Even before this weekend's incidents, murders were up 17% and non-fatal shootings had jumped 24% from the same time last year, according to Chicago Police Department statistics. The city has recorded 133 homicides this year as of May 17 compared with 114 at the same time last year. There have been 693 shootings this year compared with 560 at the same time last year.

Mayor Rahm Emanuel, who won re-election in April, touted the strides Chicago has made under his watch in reducing the number of homicides. The nation's third-largest city had 407 murders last year, the city's fewest in five decades.

After seeing crime drop sharply in the first half of 2014, St. Louis saw a steep rise in violence in several neighborhoods as protests grew, following the shooting death of Michael Brown in nearby Ferguson by police officer Darren Wilson. By year's end, St. Louis logged 157 homicides, the city's highest yearly toll since 2008.

The problem has persisted this year as well: Homicides went up 6% for the first quarter of 2015 compared with the same period last year.

Police Chief Sam Dotson said he noted a decrease in police-initiated interactions with residents in the midst of the worst protests in the St. Louis area in the weeks after Brown's killing in August. Police also were less active in November after the St. Louis County prosecutor announced Wilson wouldn't face criminal charges.

In Baltimore, Police Commissioner Anthony Batts wrote a letter to community leaders Monday, acknowledging the disintegrating relationship between police and the community. He said the police would move "aggressively" to address the violence.

Baltimore, he wrote, is "in the midst of a challenging time. Following a period of civil unrest, we have been experiencing an increase of the pace of violent crime, most notably homicides and shootings."

Batts told the Sun last week that police have struggled to stop burgeoning violence since the death of Freddie Gray, 25, on April 19 set off days of protests in West Baltimore and prompted Mayor Stephanie Rawlings-Blake to put the city under a five-day curfew. Gray died a week after police arrested him from injuries he received while in police custody. Last week, a grand jury indicted six police officers in Gray's death.

An investigation by WBAL-TV found a 32% drop in arrests since the curfew.
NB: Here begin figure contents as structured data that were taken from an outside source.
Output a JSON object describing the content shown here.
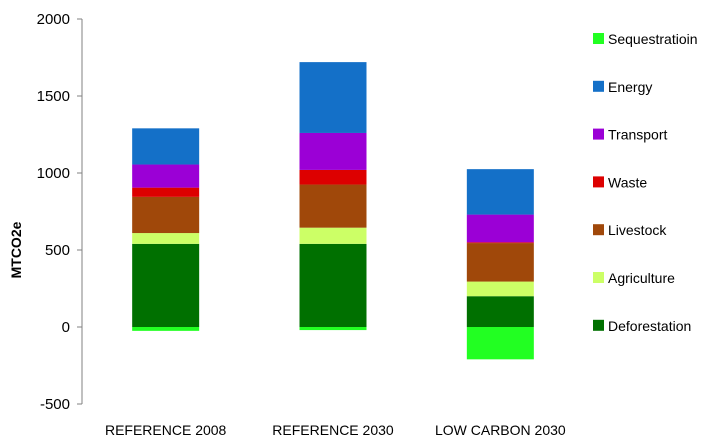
{
  "chart_data": {
    "type": "bar",
    "stacked": true,
    "title": "",
    "xlabel": "",
    "ylabel": "MTCO2e",
    "ylim": [
      -500,
      2000
    ],
    "yticks": [
      -500,
      0,
      500,
      1000,
      1500,
      2000
    ],
    "grid": false,
    "legend_position": "right",
    "categories": [
      "REFERENCE 2008",
      "REFERENCE 2030",
      "LOW CARBON 2030"
    ],
    "series": [
      {
        "name": "Sequestratioin",
        "color": "#22ff22",
        "values": [
          -25,
          -20,
          -210
        ]
      },
      {
        "name": "Deforestation",
        "color": "#007000",
        "values": [
          540,
          540,
          200
        ]
      },
      {
        "name": "Agriculture",
        "color": "#ccff66",
        "values": [
          70,
          105,
          95
        ]
      },
      {
        "name": "Livestock",
        "color": "#a0480a",
        "values": [
          235,
          280,
          250
        ]
      },
      {
        "name": "Waste",
        "color": "#dd0000",
        "values": [
          60,
          95,
          5
        ]
      },
      {
        "name": "Transport",
        "color": "#9b00d6",
        "values": [
          150,
          240,
          180
        ]
      },
      {
        "name": "Energy",
        "color": "#1470c8",
        "values": [
          235,
          460,
          295
        ]
      }
    ],
    "legend_order": [
      "Sequestratioin",
      "Energy",
      "Transport",
      "Waste",
      "Livestock",
      "Agriculture",
      "Deforestation"
    ]
  }
}
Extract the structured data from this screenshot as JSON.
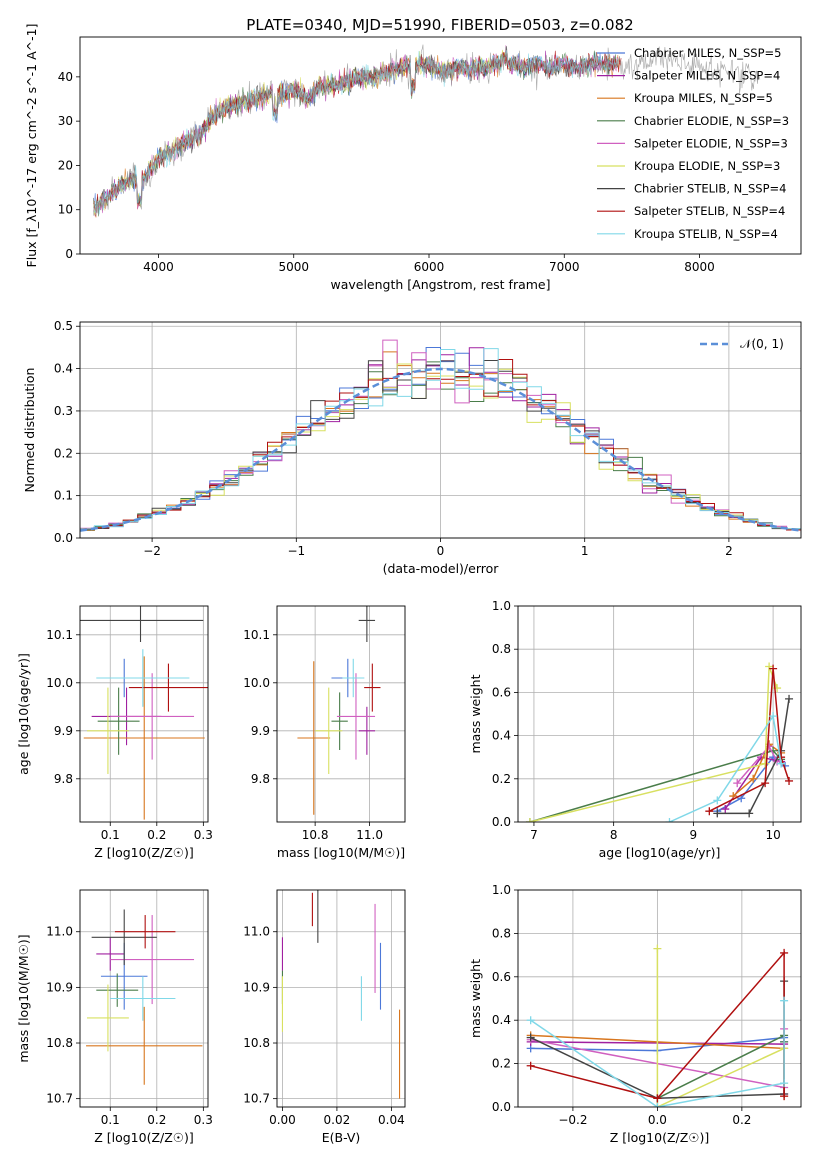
{
  "figure_title": "PLATE=0340, MJD=51990, FIBERID=0503, z=0.082",
  "colors": {
    "chabrier_miles": "#4c78d8",
    "salpeter_miles": "#a020a0",
    "kroupa_miles": "#d8761e",
    "chabrier_elodie": "#4a7d4a",
    "salpeter_elodie": "#d060c0",
    "kroupa_elodie": "#d8e060",
    "chabrier_stelib": "#444444",
    "salpeter_stelib": "#b01010",
    "kroupa_stelib": "#80d8e8",
    "normal_curve": "#5b8fd8",
    "grid": "#b0b0b0"
  },
  "chart_data": [
    {
      "id": "spectrum",
      "type": "line",
      "title": "PLATE=0340, MJD=51990, FIBERID=0503, z=0.082",
      "xlabel": "wavelength [Angstrom, rest frame]",
      "ylabel": "Flux [f_λ10^-17 erg cm^-2 s^-1 A^-1]",
      "xlim": [
        3420,
        8750
      ],
      "ylim": [
        0,
        49
      ],
      "xticks": [
        "4000",
        "5000",
        "6000",
        "7000",
        "8000"
      ],
      "yticks": [
        "0",
        "10",
        "20",
        "30",
        "40"
      ],
      "grid": false,
      "legend_position": "top-right",
      "legend": [
        "Chabrier MILES, N_SSP=5",
        "Salpeter MILES, N_SSP=4",
        "Kroupa MILES, N_SSP=5",
        "Chabrier ELODIE, N_SSP=3",
        "Salpeter ELODIE, N_SSP=3",
        "Kroupa ELODIE, N_SSP=3",
        "Chabrier STELIB, N_SSP=4",
        "Salpeter STELIB, N_SSP=4",
        "Kroupa STELIB, N_SSP=4"
      ],
      "continuum": {
        "x": [
          3500,
          3600,
          3700,
          3800,
          3900,
          4000,
          4100,
          4200,
          4300,
          4400,
          4500,
          4600,
          4700,
          4800,
          4900,
          5000,
          5100,
          5200,
          5300,
          5400,
          5500,
          5600,
          5700,
          5800,
          5900,
          6000,
          6100,
          6200,
          6300,
          6400,
          6500,
          6600,
          6700,
          6800,
          6900,
          7000,
          7100,
          7200,
          7300,
          7400,
          7500,
          7600,
          7700,
          7800,
          7900,
          8000,
          8100,
          8200,
          8300
        ],
        "y": [
          10,
          12,
          15,
          17,
          17,
          22,
          23,
          25,
          27,
          31,
          33,
          34,
          35,
          36,
          36,
          37,
          35,
          38,
          38,
          39,
          40,
          40,
          41,
          42,
          43,
          43,
          41,
          42,
          42,
          42,
          43,
          43,
          42,
          43,
          42,
          43,
          42,
          43,
          43,
          43,
          42,
          43,
          44,
          44,
          43,
          42,
          42,
          42,
          40
        ]
      }
    },
    {
      "id": "residuals",
      "type": "step-histogram",
      "xlabel": "(data-model)/error",
      "ylabel": "Normed distribution",
      "xlim": [
        -2.5,
        2.5
      ],
      "ylim": [
        0,
        0.51
      ],
      "xticks": [
        "−2",
        "−1",
        "0",
        "1",
        "2"
      ],
      "yticks": [
        "0.0",
        "0.1",
        "0.2",
        "0.3",
        "0.4",
        "0.5"
      ],
      "grid": true,
      "legend_position": "top-right",
      "legend": [
        "𝒩(0, 1)"
      ],
      "bin_width": 0.1
    },
    {
      "id": "age_vs_Z",
      "type": "errorbar",
      "xlabel": "Z [log10(Z/Z☉)]",
      "ylabel": "age  [log10(age/yr)]",
      "xlim": [
        0.035,
        0.31
      ],
      "ylim": [
        9.71,
        10.16
      ],
      "xticks": [
        "0.1",
        "0.2",
        "0.3"
      ],
      "yticks": [
        "9.8",
        "9.9",
        "10.0",
        "10.1"
      ],
      "grid": true,
      "points": [
        {
          "x": 0.13,
          "xerr": 0.05,
          "y": 10.01,
          "yerr": 0.04,
          "color": "chabrier_miles"
        },
        {
          "x": 0.135,
          "xerr": 0.075,
          "y": 9.93,
          "yerr": 0.06,
          "color": "salpeter_miles"
        },
        {
          "x": 0.173,
          "xerr": 0.13,
          "y": 9.885,
          "yerr": 0.17,
          "color": "kroupa_miles"
        },
        {
          "x": 0.118,
          "xerr": 0.045,
          "y": 9.92,
          "yerr": 0.07,
          "color": "chabrier_elodie"
        },
        {
          "x": 0.19,
          "xerr": 0.09,
          "y": 9.93,
          "yerr": 0.09,
          "color": "salpeter_elodie"
        },
        {
          "x": 0.095,
          "xerr": 0.045,
          "y": 9.9,
          "yerr": 0.09,
          "color": "kroupa_elodie"
        },
        {
          "x": 0.165,
          "xerr": 0.135,
          "y": 10.13,
          "yerr": 0.045,
          "color": "chabrier_stelib"
        },
        {
          "x": 0.225,
          "xerr": 0.085,
          "y": 9.99,
          "yerr": 0.05,
          "color": "salpeter_stelib"
        },
        {
          "x": 0.17,
          "xerr": 0.1,
          "y": 10.01,
          "yerr": 0.06,
          "color": "kroupa_stelib"
        }
      ]
    },
    {
      "id": "age_vs_mass",
      "type": "errorbar",
      "xlabel": "mass [log10(M/M☉)]",
      "ylabel": "",
      "xlim": [
        10.66,
        11.13
      ],
      "ylim": [
        9.71,
        10.16
      ],
      "xticks": [
        "10.8",
        "11.0"
      ],
      "yticks": [
        "9.8",
        "9.9",
        "10.0",
        "10.1"
      ],
      "grid": true,
      "points": [
        {
          "x": 10.92,
          "xerr": 0.06,
          "y": 10.01,
          "yerr": 0.04,
          "color": "chabrier_miles"
        },
        {
          "x": 10.99,
          "xerr": 0.03,
          "y": 9.9,
          "yerr": 0.05,
          "color": "salpeter_miles"
        },
        {
          "x": 10.795,
          "xerr": 0.06,
          "y": 9.885,
          "yerr": 0.16,
          "color": "kroupa_miles"
        },
        {
          "x": 10.89,
          "xerr": 0.03,
          "y": 9.92,
          "yerr": 0.06,
          "color": "chabrier_elodie"
        },
        {
          "x": 10.95,
          "xerr": 0.07,
          "y": 9.93,
          "yerr": 0.09,
          "color": "salpeter_elodie"
        },
        {
          "x": 10.85,
          "xerr": 0.05,
          "y": 9.9,
          "yerr": 0.09,
          "color": "kroupa_elodie"
        },
        {
          "x": 10.99,
          "xerr": 0.03,
          "y": 10.13,
          "yerr": 0.045,
          "color": "chabrier_stelib"
        },
        {
          "x": 11.01,
          "xerr": 0.03,
          "y": 9.99,
          "yerr": 0.05,
          "color": "salpeter_stelib"
        },
        {
          "x": 10.94,
          "xerr": 0.04,
          "y": 10.01,
          "yerr": 0.04,
          "color": "kroupa_stelib"
        }
      ]
    },
    {
      "id": "weight_vs_age",
      "type": "line",
      "xlabel": "age  [log10(age/yr)]",
      "ylabel": "mass weight",
      "xlim": [
        6.8,
        10.35
      ],
      "ylim": [
        0,
        1
      ],
      "xticks": [
        "7",
        "8",
        "9",
        "10"
      ],
      "yticks": [
        "0.0",
        "0.2",
        "0.4",
        "0.6",
        "0.8",
        "1.0"
      ],
      "grid": true,
      "series": [
        {
          "color": "chabrier_miles",
          "x": [
            9.3,
            9.6,
            10.0,
            10.15
          ],
          "y": [
            0.05,
            0.11,
            0.3,
            0.26
          ]
        },
        {
          "color": "salpeter_miles",
          "x": [
            9.4,
            9.85,
            10.1
          ],
          "y": [
            0.06,
            0.3,
            0.28
          ]
        },
        {
          "color": "kroupa_miles",
          "x": [
            9.5,
            9.75,
            9.95,
            10.1
          ],
          "y": [
            0.12,
            0.2,
            0.36,
            0.32
          ]
        },
        {
          "color": "chabrier_elodie",
          "x": [
            6.95,
            10.0,
            10.1
          ],
          "y": [
            0.0,
            0.33,
            0.29
          ]
        },
        {
          "color": "salpeter_elodie",
          "x": [
            9.55,
            9.95,
            10.05
          ],
          "y": [
            0.18,
            0.35,
            0.28
          ]
        },
        {
          "color": "kroupa_elodie",
          "x": [
            6.95,
            9.9,
            9.95,
            10.05
          ],
          "y": [
            0.0,
            0.27,
            0.72,
            0.62
          ]
        },
        {
          "color": "chabrier_stelib",
          "x": [
            9.3,
            9.7,
            10.1,
            10.2
          ],
          "y": [
            0.04,
            0.04,
            0.33,
            0.57
          ]
        },
        {
          "color": "salpeter_stelib",
          "x": [
            9.2,
            9.9,
            10.0,
            10.1,
            10.2
          ],
          "y": [
            0.05,
            0.18,
            0.71,
            0.3,
            0.19
          ]
        },
        {
          "color": "kroupa_stelib",
          "x": [
            8.7,
            9.3,
            10.0,
            10.1
          ],
          "y": [
            0.0,
            0.1,
            0.49,
            0.27
          ]
        }
      ]
    },
    {
      "id": "mass_vs_Z",
      "type": "errorbar",
      "xlabel": "Z [log10(Z/Z☉)]",
      "ylabel": "mass [log10(M/M☉)]",
      "xlim": [
        0.035,
        0.31
      ],
      "ylim": [
        10.685,
        11.075
      ],
      "xticks": [
        "0.1",
        "0.2",
        "0.3"
      ],
      "yticks": [
        "10.7",
        "10.8",
        "10.9",
        "11.0"
      ],
      "grid": true,
      "points": [
        {
          "x": 0.13,
          "xerr": 0.05,
          "y": 10.92,
          "yerr": 0.06,
          "color": "chabrier_miles"
        },
        {
          "x": 0.1,
          "xerr": 0.03,
          "y": 10.96,
          "yerr": 0.03,
          "color": "salpeter_miles"
        },
        {
          "x": 0.173,
          "xerr": 0.125,
          "y": 10.795,
          "yerr": 0.07,
          "color": "kroupa_miles"
        },
        {
          "x": 0.115,
          "xerr": 0.045,
          "y": 10.895,
          "yerr": 0.03,
          "color": "chabrier_elodie"
        },
        {
          "x": 0.19,
          "xerr": 0.09,
          "y": 10.95,
          "yerr": 0.08,
          "color": "salpeter_elodie"
        },
        {
          "x": 0.095,
          "xerr": 0.045,
          "y": 10.845,
          "yerr": 0.06,
          "color": "kroupa_elodie"
        },
        {
          "x": 0.13,
          "xerr": 0.07,
          "y": 10.99,
          "yerr": 0.05,
          "color": "chabrier_stelib"
        },
        {
          "x": 0.175,
          "xerr": 0.065,
          "y": 11.0,
          "yerr": 0.03,
          "color": "salpeter_stelib"
        },
        {
          "x": 0.17,
          "xerr": 0.07,
          "y": 10.88,
          "yerr": 0.04,
          "color": "kroupa_stelib"
        }
      ]
    },
    {
      "id": "mass_vs_ebv",
      "type": "errorbar",
      "xlabel": "E(B-V)",
      "ylabel": "",
      "xlim": [
        -0.002,
        0.045
      ],
      "ylim": [
        10.685,
        11.075
      ],
      "xticks": [
        "0.00",
        "0.02",
        "0.04"
      ],
      "yticks": [
        "10.7",
        "10.8",
        "10.9",
        "11.0"
      ],
      "grid": true,
      "points": [
        {
          "x": 0.036,
          "xerr": 0,
          "y": 10.92,
          "yerr": 0.06,
          "color": "chabrier_miles"
        },
        {
          "x": 0.0,
          "xerr": 0,
          "y": 10.96,
          "yerr": 0.03,
          "color": "salpeter_miles"
        },
        {
          "x": 0.043,
          "xerr": 0,
          "y": 10.78,
          "yerr": 0.08,
          "color": "kroupa_miles"
        },
        {
          "x": 0.0,
          "xerr": 0,
          "y": 10.9,
          "yerr": 0.03,
          "color": "chabrier_elodie"
        },
        {
          "x": 0.034,
          "xerr": 0,
          "y": 10.97,
          "yerr": 0.08,
          "color": "salpeter_elodie"
        },
        {
          "x": 0.0,
          "xerr": 0,
          "y": 10.87,
          "yerr": 0.05,
          "color": "kroupa_elodie"
        },
        {
          "x": 0.013,
          "xerr": 0,
          "y": 11.03,
          "yerr": 0.05,
          "color": "chabrier_stelib"
        },
        {
          "x": 0.011,
          "xerr": 0,
          "y": 11.04,
          "yerr": 0.03,
          "color": "salpeter_stelib"
        },
        {
          "x": 0.029,
          "xerr": 0,
          "y": 10.88,
          "yerr": 0.04,
          "color": "kroupa_stelib"
        }
      ]
    },
    {
      "id": "weight_vs_Z",
      "type": "line",
      "xlabel": "Z [log10(Z/Z☉)]",
      "ylabel": "mass weight",
      "xlim": [
        -0.33,
        0.34
      ],
      "ylim": [
        0,
        1
      ],
      "xticks": [
        "−0.2",
        "0.0",
        "0.2"
      ],
      "yticks": [
        "0.0",
        "0.2",
        "0.4",
        "0.6",
        "0.8",
        "1.0"
      ],
      "grid": true,
      "series": [
        {
          "color": "chabrier_miles",
          "x": [
            -0.3,
            0.0,
            0.3,
            0.3
          ],
          "y": [
            0.27,
            0.26,
            0.32,
            0.3
          ]
        },
        {
          "color": "salpeter_miles",
          "x": [
            -0.3,
            0.3,
            0.3
          ],
          "y": [
            0.3,
            0.29,
            0.06
          ]
        },
        {
          "color": "kroupa_miles",
          "x": [
            -0.3,
            0.3,
            0.3
          ],
          "y": [
            0.33,
            0.27,
            0.05
          ]
        },
        {
          "color": "chabrier_elodie",
          "x": [
            0.0,
            0.3,
            0.3
          ],
          "y": [
            0.04,
            0.33,
            0.3
          ]
        },
        {
          "color": "salpeter_elodie",
          "x": [
            -0.3,
            0.3,
            0.3
          ],
          "y": [
            0.31,
            0.09,
            0.36
          ]
        },
        {
          "color": "kroupa_elodie",
          "x": [
            0.0,
            0.0,
            0.3,
            0.3
          ],
          "y": [
            0.73,
            0.0,
            0.27,
            0.11
          ]
        },
        {
          "color": "chabrier_stelib",
          "x": [
            -0.3,
            0.0,
            0.3,
            0.3
          ],
          "y": [
            0.32,
            0.04,
            0.06,
            0.58
          ]
        },
        {
          "color": "salpeter_stelib",
          "x": [
            -0.3,
            0.0,
            0.3,
            0.3
          ],
          "y": [
            0.19,
            0.04,
            0.71,
            0.05
          ]
        },
        {
          "color": "kroupa_stelib",
          "x": [
            -0.3,
            0.0,
            0.3,
            0.3
          ],
          "y": [
            0.4,
            0.0,
            0.11,
            0.49
          ]
        }
      ]
    }
  ]
}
Police arrested 355 people after the curfew, compared with 522 arrests from March 2-8. The station's inquiry also found that homicide rates are up nearly 40% compared with last year.

In the 1990s, Baltimore routinely saw more than 300 homicides a year. The death toll dropped to 253 in 2002, under then-Mayor Martin O'Malley, who instituted a "zero tolerance" approach to crime.

Homicides rose in 2007 to 282 under then-Mayor Sheila Dixon. In 2011, under Rawlings-Blake, the city reached a low of 197 homicides.

Rawlings-Blake met Sunday with Batts and his staff about adjustments the police department is making to respond to the violence, the mayor's spokesman, Howard Libit, said.

Rawlings-Blake is "disheartened and frustrated by this continuing violence, particularly when you think about the progress that the city has made," Libit told USA TODAY in a statement.

"It's a very violent time — there are a lot of people being hurt," said Baltimore orthopedic surgeon Andrew Pollak.

Pollak, chief of orthopedics for the University of Maryland Medical System, said the homicide rate in Baltimore "is not a new public health problem — this is an ongoing public health problem." What's new, he said, is the volume of killings.

Though homicide totals have hovered between 200 and 300 for decades, he said, the aftermath of Gray's death has changed the dynamic between police and the public. "As a result, the gangs, who really are the heart and soul of this problem, have got the police and the populace fighting each other, rather than fighting the gangs."